Japan’s prime minister ordered his government on Thursday to begin work on increasing the number of women executives in major companies to 30 percent or more by 2030.
Women represented only 11.4 percent of executives in major listed companies in Japan in 2022, according to a cabinet office survey, although the figure has been rising in recent years.
“We seek to have the ratio of women among executives at 30 percent or more by 2030 in companies that are listed on the Tokyo Stock Exchange’s Prime Market,” Fumio Kishida told officials at a meeting on gender equality.
The Prime Market is the stock exchange’s leading sector.
Kishida said ensuring diversity would boost innovation as well as the economy.
The meeting also discussed how to offer more permanent jobs to women, many of whom are part-time workers as they try to balance childcare and employment.
Japan is struggling to improve gender gaps in leadership positions, notably in politics and in the upper echelons of business, as well as the wage gap between men and women workers.
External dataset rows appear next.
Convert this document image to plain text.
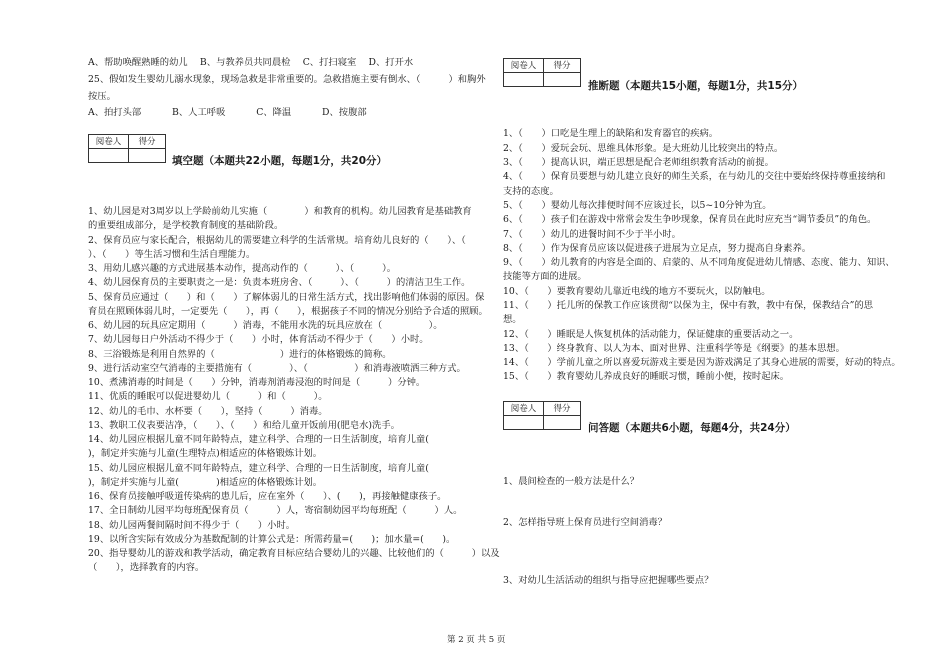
A、帮助唤醒熟睡的幼儿　 B、与教养员共同晨检　 C、打扫寝室　 D、打开水
25、假如发生婴幼儿溺水现象，现场急救是非常重要的。急救措施主要有倒水、（　　　）和胸外
按压。
A、拍打头部　　　 B、人工呼吸　　　 C、降温　　　 D、按腹部
阅卷人	得分
填空题（本题共22小题，每题1分，共20分）
1、幼儿园是对3周岁以上学龄前幼儿实施（　　　　）和教育的机构。幼儿园教育是基础教育
的重要组成部分，是学校教育制度的基础阶段。
2、保育员应与家长配合，根据幼儿的需要建立科学的生活常规。培育幼儿良好的（　　）、（
）、（　　）等生活习惯和生活自理能力。
3、用幼儿感兴趣的方式进展基本动作，提高动作的（　　　）、（　　　）。
4、幼儿园保育员的主要职责之一是：负责本班房舍、（　　　）、（　　　）的清洁卫生工作。
5、保育员应通过（　　）和（　　）了解体弱儿的日常生活方式，找出影响他们体弱的原因。保
育员在照顾体弱儿时，一定要先（　　），再（　　），根据孩子不同的情况分别给予合适的照顾。
6、幼儿园的玩具应定期用（　　　）消毒，不能用水洗的玩具应放在（　　　　　）。
7、幼儿园每日户外活动不得少于（　　）小时，体育活动不得少于（　　）小时。
8、三浴锻炼是利用自然界的（　　　　　　　）进行的体格锻炼的简称。
9、进行活动室空气消毒的主要措施有（　　　　）、（　　　　　）和消毒液喷洒三种方式。
10、煮沸消毒的时间是（　　）分钟，消毒剂消毒浸泡的时间是（　　　）分钟。
11、优质的睡眠可以促进婴幼儿（　　　）和（　　　）。
12、幼儿的毛巾、水杯要（　　），坚持（　　　）消毒。
13、教职工仪表要洁净，（　　）、（　　）和给儿童开饭前用(肥皂水)洗手。
14、幼儿园应根据儿童不同年龄特点，建立科学、合理的一日生活制度，培育儿童(
)，制定并实施与儿童(生理特点)相适应的体格锻炼计划。
15、幼儿园应根据儿童不同年龄特点，建立科学、合理的一日生活制度，培育儿童(
)，制定并实施与儿童(　　　　)相适应的体格锻炼计划。
16、保育员接触呼吸道传染病的患儿后，应在室外（　　）、(　　)，再接触健康孩子。
17、全日制幼儿园平均每班配保育员（　　　）人，寄宿制幼园平均每班配（　　　）人。
18、幼儿园两餐间隔时间不得少于（　　）小时。
19、以所含实际有效成分为基数配制的计算公式是：所需药量=(　　)；加水量=(　　)。
20、指导婴幼儿的游戏和教学活动，确定教育目标应结合婴幼儿的兴趣、比较他们的（　　　）以及
（　　），选择教育的内容。
阅卷人	得分
推断题（本题共15小题，每题1分，共15分）
1、（　　）口吃是生理上的缺陷和发育器官的疾病。
2、（　　）爱玩会玩、思维具体形象。是大班幼儿比较突出的特点。
3、（　　）提高认识，端正思想是配合老师组织教育活动的前提。
4、（　　）保育员要想与幼儿建立良好的师生关系，在与幼儿的交往中要始终保持尊重接纳和
支持的态度。
5、（　　）婴幼儿每次排便时间不应该过长，以5~10分钟为宜。
6、（　　）孩子们在游戏中常常会发生争吵现象，保育员在此时应充当“调节委员”的角色。
7、（　　）幼儿的进餐时间不少于半小时。
8、（　　）作为保育员应该以促进孩子进展为立足点，努力提高自身素养。
9、（　　）幼儿教育的内容是全面的、启蒙的、从不同角度促进幼儿情感、态度、能力、知识、
技能等方面的进展。
10、（　　）要教育婴幼儿靠近电线的地方不要玩火，以防触电。
11、（　　）托儿所的保教工作应该贯彻“以保为主，保中有教，教中有保，保教结合”的思
想。
12、（　　）睡眠是人恢复机体的活动能力，保证健康的重要活动之一。
13、（　　）终身教育、以人为本、面对世界、注重科学等是《纲要》的基本思想。
14、（　　）学前儿童之所以喜爱玩游戏主要是因为游戏满足了其身心进展的需要，好动的特点。
15、（　　）教育婴幼儿养成良好的睡眠习惯，睡前小便，按时起床。
阅卷人	得分
问答题（本题共6小题，每题4分，共24分）
1、晨间检查的一般方法是什么？
2、怎样指导班上保育员进行空间消毒？
3、对幼儿生活活动的组织与指导应把握哪些要点？
第 2 页 共 5 页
Japanese women have access to high standards of education and are well-represented in the workforce, but the country ranks consistently low in the World Economic Forum’s Global Gender Gap report.
Japan was placed 116th out of 146 ranked in 2022.
Gender gaps in corporate leadership are a global phenomenon, with research showing only a handful of countries have companies where women make up more than a quarter of senior management.